Les médecines douces
      dans Signes & sens magazine

      Mieux comprendre ses conflits biologiques


      La relation corps/esprit a été mise en lumière par de nombreux mouvements thérapeutiques. Freud, Groddeck et bien d’autres encore ont abordé ce lien singulier, chacun ayant utilisé une terminologie descriptive spécifique.

      Le docteur Hamer a ajouté un concept intéressant en s’appuyant sur l’étude des scanners cérébraux (radiologie de l’encéphale visualisé, selon un axe précis sous forme de tranches de cerveau). Son étude a permis d’apporter un nouveau regard sur la maladie en proposant une modélisation particulière de la nature des conflits et de leur «cicatrisation». Aujourd’hui, d’autres recherches continuent et font émerger des réflexions pertinentes et affinées sur la pratique de résolution des conflits biologiques. Intéressons-nous, à travers un exemple, à ce qui constitue la «pathologie» biologique : Lilian part chaque matin en voiture à 7 heures. Un jour, sur son trajet quotidien, un enfant traverse soudainement et il le renverse. Un passant, horrifié, est témoin de l’accident. L’enfant est rapidement conduit à l’hôpital et s’en sort avec quelques ecchymoses et une grande peur. Sa mère, prévenue entre temps, accourt encore toute tremblante.
      - Comment l’accident a-t-il été vécu par l’enfant ?
      - Comment a-il été vécu par le chauffeur ?
      - Comment a-il été vécu par le témoin ?
      - Comment a-t-il été vécu par la mère de l’enfant ?
      Pour ce même accident, nous obtiendrions probablement quatre réponses différentes : quatre perceptions différentes, quatre chocs différents et peut-être quatre conflits biologiques différents.

      L’enfant
      De son côté, l’enfant se remet bien de cet accident. Il a fait un cauchemar (lui ayant permis d’extérioriser son angoisse), en a fait un dessin quelques jours plus tard et a pu raconter à sa maîtresse la peur qu’il a ressentie. Pendant quelques jours, il a de nouveau besoin d’être accompagné sur le chemin de l’école, le temps pour lui de retrouver confiance. Et finalement, il s’est senti très fier d’être monté dans l’ambulance. De son accident, il garde le souvenir d’une «grande» aventure qu’il aime partager avec ses copains.

      Le conducteur
      Le conducteur va-t-il s’interroger sur son acte ? Qui est cet enfant pour lui ? Que représente-t-il inconsciemment pour l’avoir renversé ? S’il se sent très coupable, peut-être n’osera-t-il plus prendre sa voiture ou bien encore changera-t-il dorénavant d’itinéraire. Peut-être sa peur s’est-elle au contraire transformée en grand soulagement puisque, finalement, tout s’est bien terminé : avoir raconté plusieurs fois son histoire à des proches lui a fait beaucoup de bien et lui a permis de « naturellement » se débarrasser de son mal-être.

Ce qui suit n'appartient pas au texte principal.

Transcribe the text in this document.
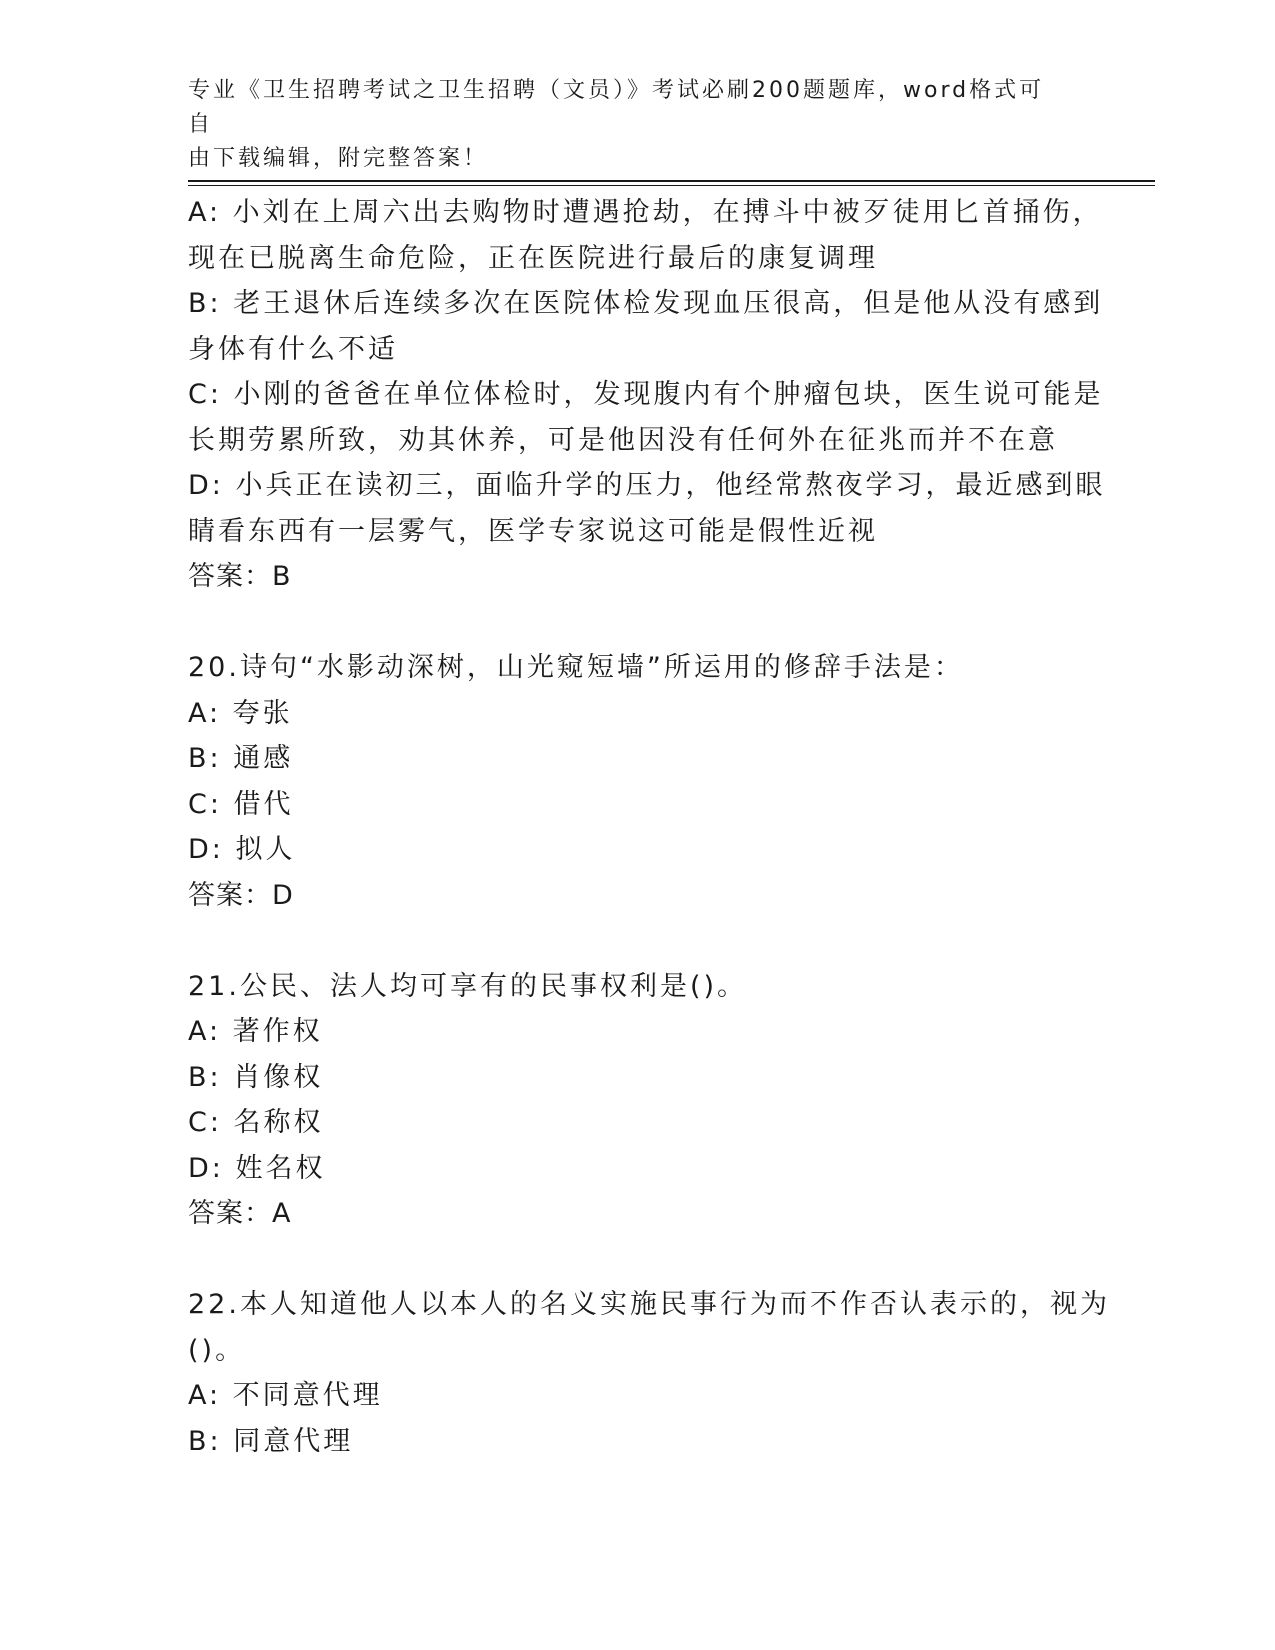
专业《卫生招聘考试之卫生招聘（文员）》考试必刷200题题库，word格式可自
由下载编辑，附完整答案！
A: 小刘在上周六出去购物时遭遇抢劫，在搏斗中被歹徒用匕首捅伤，
现在已脱离生命危险，正在医院进行最后的康复调理
B: 老王退休后连续多次在医院体检发现血压很高，但是他从没有感到
身体有什么不适
C: 小刚的爸爸在单位体检时，发现腹内有个肿瘤包块，医生说可能是
长期劳累所致，劝其休养，可是他因没有任何外在征兆而并不在意
D: 小兵正在读初三，面临升学的压力，他经常熬夜学习，最近感到眼
睛看东西有一层雾气，医学专家说这可能是假性近视
答案：B
20.诗句“水影动深树，山光窥短墙”所运用的修辞手法是：
A: 夸张
B: 通感
C: 借代
D: 拟人
答案：D
21.公民、法人均可享有的民事权利是()。
A: 著作权
B: 肖像权
C: 名称权
D: 姓名权
答案：A
22.本人知道他人以本人的名义实施民事行为而不作否认表示的，视为
()。
A: 不同意代理
B: 同意代理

Il ne développe donc pas de conflit biologique.

      Le témoin
      Le témoin a été très choqué. Les images de l’accident lui reviennent sans cesse en boucle. Juste après, n’étant qu’un spectateur de la scène, ce passant avait continué sa route mais se sentait encore sous le choc. Il n’en parla pas spécialement autour de lui et essaya de se changer les idées. Dans son mécanisme personnel, il faut vite oublier. Cet homme a déjà eu un accident de voiture qui s’était mal terminé ; sa femme décéda des suites de cet accident. Alors aujourd’hui, une tristesse profonde l’envahit… Ce nouveau choc rouvre une ancienne cicatrice. C’était pourtant il y a quinze ans. D’ailleurs, quelques jours après l’accident de cet enfant, il ressent de violentes douleurs aux mains. Il avait « oublié » qu’il y a quinze ans, il avait serré si fort le volant en essayant d’arrêter la voiture… Son cerveau, lui, se souvient. Ce souvenir d’il y a quinze ans devient le « présent » dans ses mains. Les neurobiologistes ont d’ailleurs démontré que le cerveau et le corps sont reliés entre eux en permanence. Grâce à un puissant réseau de communication interne, le cerveau sait à chaque seconde ce qui s’organise dans le corps. C’est ainsi que pour s’adapter au mieux au contexte de l’instant, le cerveau enverra l’ordre de modifier telle ou telle sécrétion interne (hormone, sucre…). Ainsi, pour cet homme, « si je durcis mes mains, elles seront plus solides ». Cependant, cette solution d’alors n’est plus valable aujourd’hui. Si on permet au cerveau de comprendre cette information, il peut alors « réparer » les mains, c’est-à-dire les réactualiser dans le temps d’ici et maintenant.

      La mère
      La mère a eu vraiment très peur. Bien entourée, elle parle souvent de cet accident autour d’elle mais rien ne la soulage ni ne l’aide totalement. Il y a en fait quelque chose qu’elle ignore et qui est la source de son conflit interne. Sa grand-mère avait une petite soeur qui était décédée dans un accident de train. Comme la trace d’un dernier vestige transgénérationnel, cette mère a conservé en elle une angoisse de tout ce qui est relié à de la vitesse. C’est comme si sa biologie lui disait « attention, c’est dangereux ». Pourtant, elle n’a elle-même jamais eu d’accident. Mais lorsqu’elle était enfant, on l’appelait « la trouillarde »…

      Le choc biologique
      Plus précisément, quels sont les ingrédients d’un choc biologique ?
      - Il est vécu, ressenti intensément et de façon dramatique (le monde s’effondre)
      - Il est vécu dans l’isolement et sans possibilité d’en parler de façon émotionnelle à qui que ce soit
      - Il est vécu sans anticipation (si j’avais su)
      - Il est vécu dans l’absence de solution (je n’ai rien pu faire)
      - Il est vécu avec la sensation d’une grande menace pour sa survie.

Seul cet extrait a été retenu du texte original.